Look, basically cocaine is your problem here. Cut back until you're an NQ, at which point you can afford a flat large enough to fit your, intimidatingly massive, coke habit in.

Anonymous 08 February 22 07:56

DWF scored 55% and Knights 29%.  Both are listed but the harsh comments about listed law firms may not be terribly accurate.  DWF’s management team don’t seem to be doing too badly as they are only a few % away from mid-table.  Knights on the other hand came bottom by a country mile.

Being a listed law firm probably isn’t the issue.  Treating your employees badly and being gold plated twats probably is. 

Anonymous 08 February 22 12:03

Working in a listed firm is great if you got shares. 
 

I missed out by weeks, so essentially got paid less than my colleagues.  Hearing the bullsh*t about how wonderful it all is grates. 

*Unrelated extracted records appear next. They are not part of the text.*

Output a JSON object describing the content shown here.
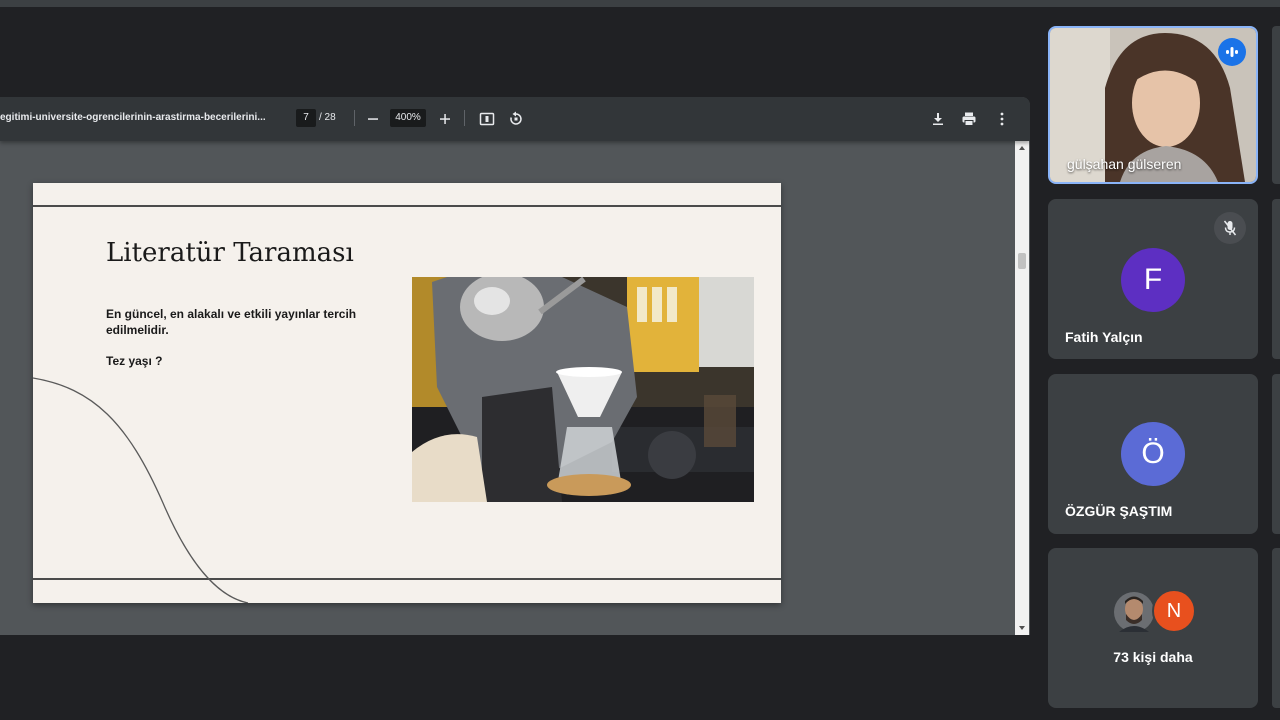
{
  "pdf": {
    "filename": "egitimi-universite-ogrencilerinin-arastirma-becerilerini...",
    "current_page": "7",
    "page_total": "/ 28",
    "zoom": "400%"
  },
  "slide": {
    "title": "Literatür Taraması",
    "body": "En güncel, en alakalı ve etkili yayınlar tercih edilmelidir.",
    "question": "Tez yaşı ?"
  },
  "participants": [
    {
      "name": "gülşahan gülseren",
      "video": true,
      "speaking": true
    },
    {
      "name": "Fatih Yalçın",
      "initial": "F",
      "color": "#5d2fc2",
      "muted": true
    },
    {
      "name": "ÖZGÜR ŞAŞTIM",
      "initial": "Ö",
      "color": "#5b6bd6"
    }
  ],
  "more": {
    "label": "73 kişi daha",
    "initial": "N",
    "color": "#e8501e"
  },
  "icons": {
    "zoom_out": "minus-icon",
    "zoom_in": "plus-icon",
    "fit": "fit-page-icon",
    "rotate": "rotate-icon",
    "download": "download-icon",
    "print": "print-icon",
    "more": "more-vert-icon",
    "speaking": "speaking-indicator-icon",
    "muted": "mic-off-icon"
  },
  "colors": {
    "background": "#202124",
    "tile": "#3c4043",
    "active_border": "#8ab4f8",
    "speaking_badge": "#1a73e8"
  }
}
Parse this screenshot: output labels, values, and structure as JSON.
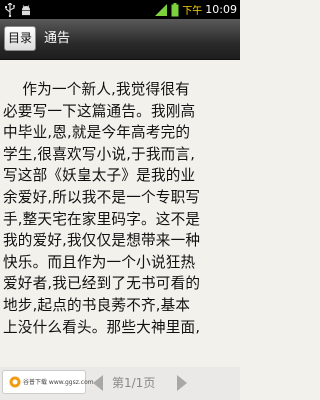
{
  "statusbar": {
    "ampm": "下午",
    "time": "10:09"
  },
  "titlebar": {
    "toc_button_label": "目录",
    "chapter_title": "通告"
  },
  "content": {
    "lines": [
      "    作为一个新人,我觉得很有",
      "必要写一下这篇通告。我刚高",
      "中毕业,恩,就是今年高考完的",
      "学生,很喜欢写小说,于我而言,",
      "写这部《妖皇太子》是我的业",
      "余爱好,所以我不是一个专职写",
      "手,整天宅在家里码字。这不是",
      "我的爱好,我仅仅是想带来一种",
      "快乐。而且作为一个小说狂热",
      "爱好者,我已经到了无书可看的",
      "地步,起点的书良莠不齐,基本",
      "上没什么看头。那些大神里面,"
    ]
  },
  "bottombar": {
    "ad_text": "谷普下载 www.ggsz.com",
    "page_indicator": "第1/1页"
  }
}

Anonymous 09 February 22 12:42

Hey @Chorlton Resident (04.02.22: 09.54) Want to reveal who you are? Can you think of anything else to say aside from something about a car and your dislike of your (no doubt) previous firm. What happened there? A tribunal loss? I rather suspect you could only dream of making payments on an Alfa. I actually feel very sad for you. Keep hating. You are clearly not part of the picture any longer and are obviously not happy whatever you are doing now to have to keep posting the hate you do. Time will show how completely misplaced your comments are.